On Taiwan's recent move to apply for WHO full membership status under the designation "Taiwan," Jarzembowski said the new strategy might be the right step to take for "political reasons," but stressed the goal should still be on obtaining observership and meaningful participation in the organization.
Taiwan must ask itself what is the wisest way to achieve the aim, he said. At the moment, the U.S., Japan, and the EU do not support Taiwan's bid for full membership bid in the WHO and the European Parliament only supports the observership bid. However, the decision ultimately lies with the sovereign government of Taiwan, he added.
Jarzembowski also called for peaceful dialogue between China and Taiwan as one of the ways to dissolve current cross-strait tension.
The dialogue, he stressed, must be held on equal footing between one sovereign state to another, and rejected any role for the European Parliament as a mediator.
Jarzembowski also said he understood Taiwan's position in rejecting having the Olympic torch pass through Taiwan in light of the proposed route announced last Thursday in Beijing.

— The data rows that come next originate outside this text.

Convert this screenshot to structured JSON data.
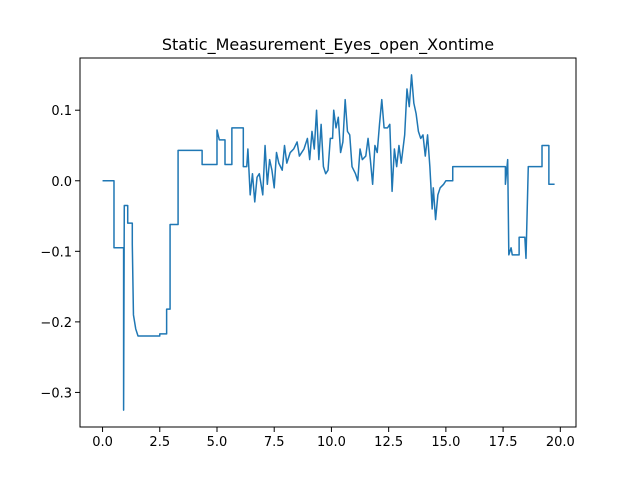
{
  "chart_data": {
    "type": "line",
    "title": "Static_Measurement_Eyes_open_Xontime",
    "xlim": [
      -0.985,
      20.685
    ],
    "ylim": [
      -0.349,
      0.174
    ],
    "xticks": [
      {
        "value": 0,
        "label": "0.0"
      },
      2.5,
      {
        "value": 5,
        "label": "5.0"
      },
      7.5,
      {
        "value": 10,
        "label": "10.0"
      },
      12.5,
      {
        "value": 15,
        "label": "15.0"
      },
      17.5,
      {
        "value": 20,
        "label": "20.0"
      }
    ],
    "yticks": [
      {
        "value": -0.3,
        "label": "−0.3"
      },
      {
        "value": -0.2,
        "label": "−0.2"
      },
      {
        "value": -0.1,
        "label": "−0.1"
      },
      {
        "value": 0,
        "label": "0.0"
      },
      0.1
    ],
    "color": "#1f77b4",
    "x": [
      0,
      0.5,
      0.5,
      0.92,
      0.92,
      0.95,
      1.1,
      1.1,
      1.3,
      1.3,
      1.35,
      1.45,
      1.55,
      2.5,
      2.5,
      2.8,
      2.8,
      2.95,
      2.95,
      3.3,
      3.3,
      4.35,
      4.35,
      5.0,
      5.0,
      5.1,
      5.35,
      5.35,
      5.65,
      5.65,
      6.15,
      6.15,
      6.3,
      6.35,
      6.45,
      6.55,
      6.65,
      6.75,
      6.85,
      7.0,
      7.1,
      7.2,
      7.3,
      7.4,
      7.5,
      7.6,
      7.7,
      7.85,
      7.95,
      8.05,
      8.2,
      8.35,
      8.5,
      8.6,
      8.8,
      8.95,
      9.05,
      9.15,
      9.25,
      9.35,
      9.45,
      9.55,
      9.65,
      9.75,
      9.85,
      9.95,
      10.05,
      10.1,
      10.2,
      10.3,
      10.4,
      10.5,
      10.6,
      10.7,
      10.8,
      10.9,
      11.05,
      11.15,
      11.25,
      11.35,
      11.5,
      11.6,
      11.7,
      11.8,
      11.9,
      12.0,
      12.1,
      12.2,
      12.3,
      12.45,
      12.55,
      12.65,
      12.75,
      12.85,
      12.95,
      13.05,
      13.2,
      13.3,
      13.4,
      13.5,
      13.6,
      13.7,
      13.8,
      13.9,
      14.0,
      14.1,
      14.2,
      14.3,
      14.4,
      14.45,
      14.55,
      14.65,
      14.75,
      14.9,
      15.0,
      15.3,
      15.3,
      17.6,
      17.6,
      17.7,
      17.75,
      17.85,
      17.9,
      18.2,
      18.2,
      18.45,
      18.5,
      18.6,
      19.2,
      19.2,
      19.5,
      19.5,
      19.75
    ],
    "values": [
      0,
      0,
      -0.095,
      -0.095,
      -0.325,
      -0.035,
      -0.035,
      -0.06,
      -0.06,
      -0.09,
      -0.19,
      -0.21,
      -0.22,
      -0.22,
      -0.217,
      -0.217,
      -0.182,
      -0.182,
      -0.062,
      -0.062,
      0.043,
      0.043,
      0.023,
      0.023,
      0.072,
      0.058,
      0.058,
      0.023,
      0.023,
      0.075,
      0.075,
      0.02,
      0.02,
      0.045,
      -0.02,
      0.01,
      -0.03,
      0.005,
      0.01,
      -0.02,
      0.05,
      -0.005,
      0.03,
      0.015,
      -0.01,
      0.04,
      0.025,
      0.015,
      0.05,
      0.025,
      0.04,
      0.045,
      0.055,
      0.035,
      0.045,
      0.06,
      0.03,
      0.07,
      0.045,
      0.1,
      0.03,
      0.08,
      0.02,
      0.01,
      0.015,
      0.06,
      0.06,
      0.1,
      0.075,
      0.09,
      0.04,
      0.055,
      0.115,
      0.07,
      0.065,
      0.02,
      0.01,
      0,
      0.045,
      0.03,
      0.035,
      0.06,
      0.03,
      -0.005,
      0.05,
      0.04,
      0.08,
      0.115,
      0.075,
      0.075,
      0.08,
      -0.015,
      0.045,
      0.02,
      0.05,
      0.025,
      0.065,
      0.13,
      0.105,
      0.15,
      0.11,
      0.095,
      0.07,
      0.06,
      0.065,
      0.035,
      0.065,
      0.02,
      -0.04,
      -0.01,
      -0.055,
      -0.02,
      -0.01,
      -0.005,
      0,
      0,
      0.02,
      0.02,
      -0.005,
      0.03,
      -0.105,
      -0.095,
      -0.105,
      -0.105,
      -0.08,
      -0.08,
      -0.11,
      0.02,
      0.02,
      0.05,
      0.05,
      -0.005,
      -0.005
    ]
  }
}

Taipei was not classified as one of the 20 "international" cities taking part in the relay, but rather as a Chinese "city outside China's border" along with Hong Kong and Macau.

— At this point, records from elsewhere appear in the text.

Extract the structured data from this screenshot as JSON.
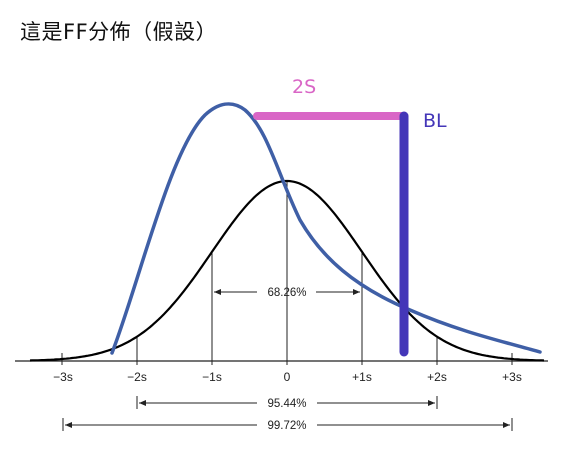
{
  "title": "這是FF分佈（假設）",
  "annotations": {
    "top_bar": {
      "label": "2S",
      "color": "#d966c6"
    },
    "vertical_bar": {
      "label": "BL",
      "color": "#4436b8"
    }
  },
  "curves": {
    "normal_color": "#000000",
    "skewed_color": "#3f5fa6"
  },
  "axis": {
    "ticks": [
      "−3s",
      "−2s",
      "−1s",
      "0",
      "+1s",
      "+2s",
      "+3s"
    ]
  },
  "intervals": [
    {
      "label": "68.26%",
      "from": "−1s",
      "to": "+1s"
    },
    {
      "label": "95.44%",
      "from": "−2s",
      "to": "+2s"
    },
    {
      "label": "99.72%",
      "from": "−3s",
      "to": "+3s"
    }
  ]
}
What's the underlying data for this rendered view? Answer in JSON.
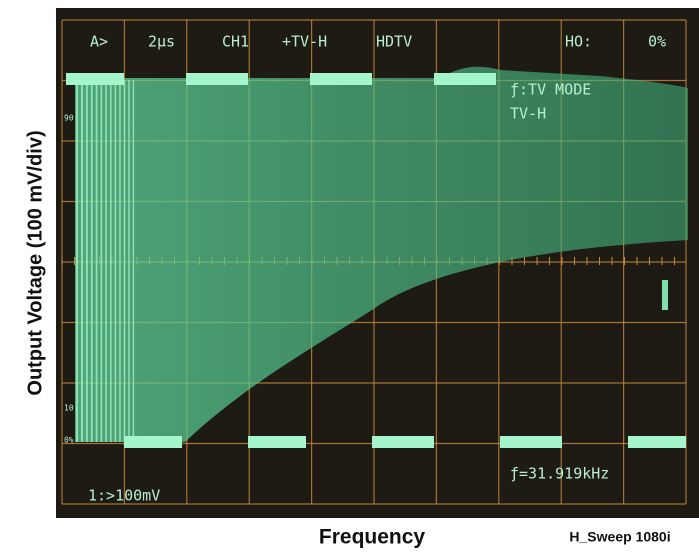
{
  "screen": {
    "status": [
      "A>",
      "2μs",
      "CH1",
      "+TV-H",
      "HDTV",
      "HO:",
      "0%"
    ],
    "mode": [
      "ƒ:TV MODE",
      "TV-H"
    ],
    "scale_marks": [
      "90",
      "10",
      "0%"
    ],
    "frequency": "ƒ=31.919kHz",
    "channel": "1:>100mV"
  },
  "labels": {
    "y_axis": "Output Voltage (100 mV/div)",
    "x_axis": "Frequency",
    "caption": "H_Sweep 1080i"
  }
}
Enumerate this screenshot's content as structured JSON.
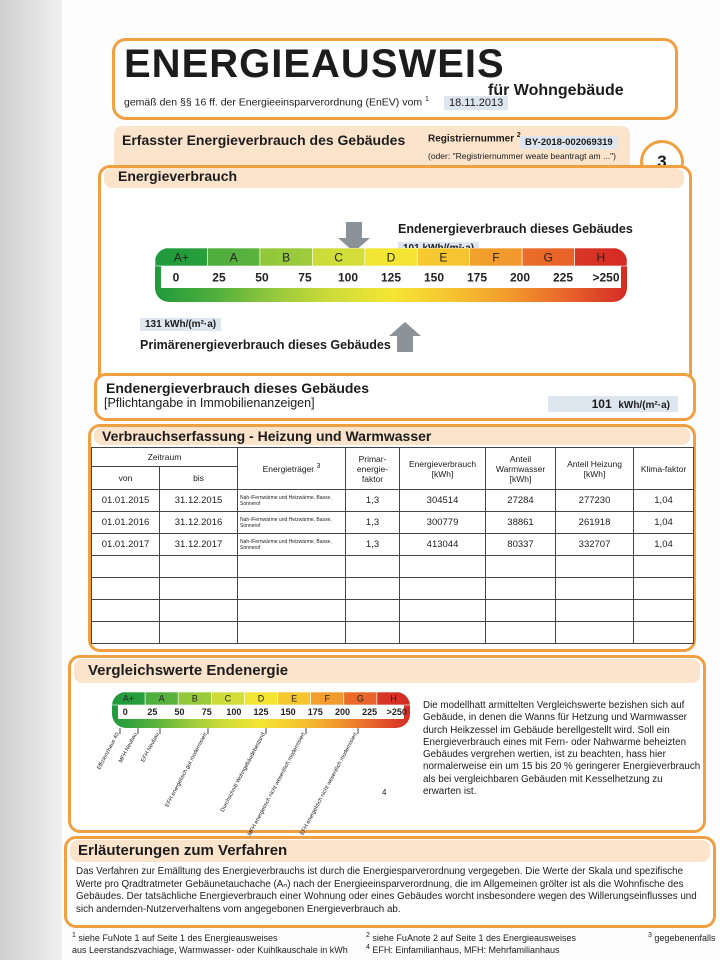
{
  "header": {
    "title": "ENERGIEAUSWEIS",
    "subtitle": "für Wohngebäude",
    "legal": "gemäß den §§ 16 ff. der Energieeinsparverordnung (EnEV) vom",
    "legal_mark": "1",
    "date": "18.11.2013"
  },
  "section": {
    "title": "Erfasster Energieverbrauch des Gebäudes",
    "reg_label": "Registriernummer",
    "reg_mark": "2",
    "reg_number": "BY-2018-002069319",
    "reg_note": "(oder: \"Registriernummer weate beantragt am ...\")",
    "page": "3"
  },
  "energieverbrauch": {
    "title": "Energieverbrauch",
    "classes": [
      "A+",
      "A",
      "B",
      "C",
      "D",
      "E",
      "F",
      "G",
      "H"
    ],
    "scale": [
      "0",
      "25",
      "50",
      "75",
      "100",
      "125",
      "150",
      "175",
      "200",
      "225",
      ">250"
    ],
    "end_label": "Endenergieverbrauch dieses Gebäudes",
    "end_value": "101 kWh/(m²·a)",
    "primary_value": "131 kWh/(m²·a)",
    "primary_label": "Primärenergieverbrauch dieses Gebäudes"
  },
  "pflicht": {
    "title": "Endenergieverbrauch dieses Gebäudes",
    "subtitle": "[Pflichtangabe in Immobilienanzeigen]",
    "value": "101",
    "unit": "kWh/(m²·a)"
  },
  "table": {
    "title": "Verbrauchserfassung - Heizung und Warmwasser",
    "headers": {
      "zeitraum": "Zeitraum",
      "von": "von",
      "bis": "bis",
      "traeger": "Energieträger",
      "traeger_mark": "3",
      "primar": "Primar-energie-faktor",
      "verbrauch": "Energieverbrauch [kWh]",
      "warmwasser": "Anteil Warmwasser [kWh]",
      "heizung": "Anteil Heizung [kWh]",
      "klima": "Klima-faktor"
    },
    "rows": [
      [
        "01.01.2015",
        "31.12.2015",
        "Nah-/Fernwärme und Heizwärme, Basse, Sonnerof",
        "1,3",
        "304514",
        "27284",
        "277230",
        "1,04"
      ],
      [
        "01.01.2016",
        "31.12.2016",
        "Nah-/Fernwärme und Heizwärme, Basse, Sonnerof",
        "1,3",
        "300779",
        "38861",
        "261918",
        "1,04"
      ],
      [
        "01.01.2017",
        "31.12.2017",
        "Nah-/Fernwärme und Heizwärme, Basse, Sonnerof",
        "1,3",
        "413044",
        "80337",
        "332707",
        "1,04"
      ]
    ]
  },
  "vergleich": {
    "title": "Vergleichswerte Endenergie",
    "classes": [
      "A+",
      "A",
      "B",
      "C",
      "D",
      "E",
      "F",
      "G",
      "H"
    ],
    "scale": [
      "0",
      "25",
      "50",
      "75",
      "100",
      "125",
      "150",
      "175",
      "200",
      "225",
      ">250"
    ],
    "references": [
      "Effizienzhaus 40",
      "MFH Neubau",
      "EFH Neubau",
      "EFH energetisch gut modernisiert",
      "Durchschnitt Wohngebäudebestand",
      "MFH energetisch nicht wesentlich modernisiert",
      "EFH energetisch nicht wesentlich modernisiert"
    ],
    "references_mark": "4",
    "text": "Die modellhatt armittelten Vergleichswerte bezishen sich auf Gebäude, in denen die Wanns für Hetzung und Warmwasser durch Heikzessel im Gebäude berellgestellt wird. Soll ein Energieverbrauch eines mit Fern- oder Nahwarme beheizten Gebäudes vergrehen wertien, ist zu beachten, hass hier normalerweise ein um 15 bis 20 % geringerer Energieverbrauch als bei vergleichbaren Gebäuden mit Kesselhetzung zu erwarten ist."
  },
  "erlaeuterung": {
    "title": "Erläuterungen zum Verfahren",
    "text": "Das Verfahren zur Emälltung des Energieverbrauchs ist durch die Energiesparverordnung vergegeben. Die Werte der Skala und spezifische Werte pro Qradtratmeter Gebäunetauchache (Aₙ) nach der Energieeinsparverordnung, die im Allgemeinen grölter ist als die Wohnfische des Gebäudes. Der tatsächliche Energieverbrauch einer Wohnung oder eines Gebäudes worcht insbesondere wegen des Willerungseinflusses und sich andernden-Nutzerverhaltens vom angegebonen Energieverbrauch ab."
  },
  "footnotes": [
    {
      "mark": "1",
      "text": "siehe FuNote 1 auf Seite 1 des Energieausweises"
    },
    {
      "mark": "2",
      "text": "siehe FuAnote 2 auf Seite 1 des Energieausweises"
    },
    {
      "mark": "3",
      "text": "gegebenenfalls"
    },
    {
      "mark": "",
      "text": "aus Leerstandszvachiage, Warmwasser- oder Kuihlkauschale in kWh"
    },
    {
      "mark": "4",
      "text": "EFH: Einfamilianhaus, MFH: Mehrfamilianhaus"
    }
  ]
}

Jarzembowski felt that whatever the proposed route might be, Taiwan could not let it send a wrong message to the international community.
All efforts should be made to avoid any misunderstandings or false images for those without knowledge of the Taiwan-China situation to suddenly think that Taiwan belongs to communist China, he said.
"I can understand the reluctance of the president (Chen Shui-bian) because you cannot put Taiwan on the same footing as Hong Kong or Macau," the European parliamentarian suggested. "Clearly Hong Kong and Macau are special administrative regions that belong to China, but Taiwan is a sovereign country and thus should not be put in the same realm of Hong Kong and Macau."
Jarzembowski, along with three other European parliamentarians will speak at a roundtable today on Taiwan-European Union relations. Earlier yesterday, the delegation met with President Chen Shui-bian in the Presidential Office where Chen sought the European Parliament's backing for Taiwan's WHO bid.